「この前は売り飛ばすと言ったが、あれはなしだ。お前は一生、ここで家政婦をしてもらう。逃げなければ悪いようにはしない。だが、次逃げたら、その時は覚悟しろ」

最後にその一言を残して部屋を出ていった季龍さん。

その姿が見えなくなった瞬間、身体中に張り付いてきた威圧感が消え、起き上がったはずなのに、倒れそうになる。

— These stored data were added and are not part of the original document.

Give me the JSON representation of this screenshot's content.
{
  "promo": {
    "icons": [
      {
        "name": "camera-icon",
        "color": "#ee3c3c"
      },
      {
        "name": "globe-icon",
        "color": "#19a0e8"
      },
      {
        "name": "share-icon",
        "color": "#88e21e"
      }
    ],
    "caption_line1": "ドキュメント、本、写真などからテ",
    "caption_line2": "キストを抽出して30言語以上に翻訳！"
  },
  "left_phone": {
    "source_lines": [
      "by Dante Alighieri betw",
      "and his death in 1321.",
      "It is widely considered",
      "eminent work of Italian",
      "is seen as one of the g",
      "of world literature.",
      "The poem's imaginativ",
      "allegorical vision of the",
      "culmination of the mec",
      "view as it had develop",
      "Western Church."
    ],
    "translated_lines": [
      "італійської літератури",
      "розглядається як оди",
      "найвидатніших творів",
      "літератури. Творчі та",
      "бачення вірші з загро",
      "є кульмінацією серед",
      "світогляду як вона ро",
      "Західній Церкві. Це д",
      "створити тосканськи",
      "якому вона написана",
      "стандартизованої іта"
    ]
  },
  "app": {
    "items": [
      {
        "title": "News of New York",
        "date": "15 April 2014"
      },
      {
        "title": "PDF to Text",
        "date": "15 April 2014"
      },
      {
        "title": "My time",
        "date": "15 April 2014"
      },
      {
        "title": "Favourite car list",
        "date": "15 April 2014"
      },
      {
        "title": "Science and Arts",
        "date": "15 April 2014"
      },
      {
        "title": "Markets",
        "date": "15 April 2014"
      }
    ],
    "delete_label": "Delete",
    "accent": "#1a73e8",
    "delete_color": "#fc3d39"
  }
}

咄嗟に畳に手をついたけど、息が上がり、ガタガタと体は震えだす。

「っはぁ、はぁ…あ…あ…」

―モウアエナイ。

いや…。

―モウニドト、アエナイ。

いや…嫌、嫌、嫌。

ドウシテ、コンナコトニ…。ドウシテ、ワタシガ…。

せり上がってきた吐き気に、口を押さえてうずくまる。

『琴葉…』

目の前に映ったのはお坊っちゃま。

その顔が、歓喜の色に染まる。

『俺の、琴葉…』

伸ばされた手に、体が熱くなる。虫がはい回るような感覚が体を襲った。

「…いやぁぁあああ!!!!!」

お願い。お父さん助けて…。

助けてくれないなら、お母さん。私を連れていって…。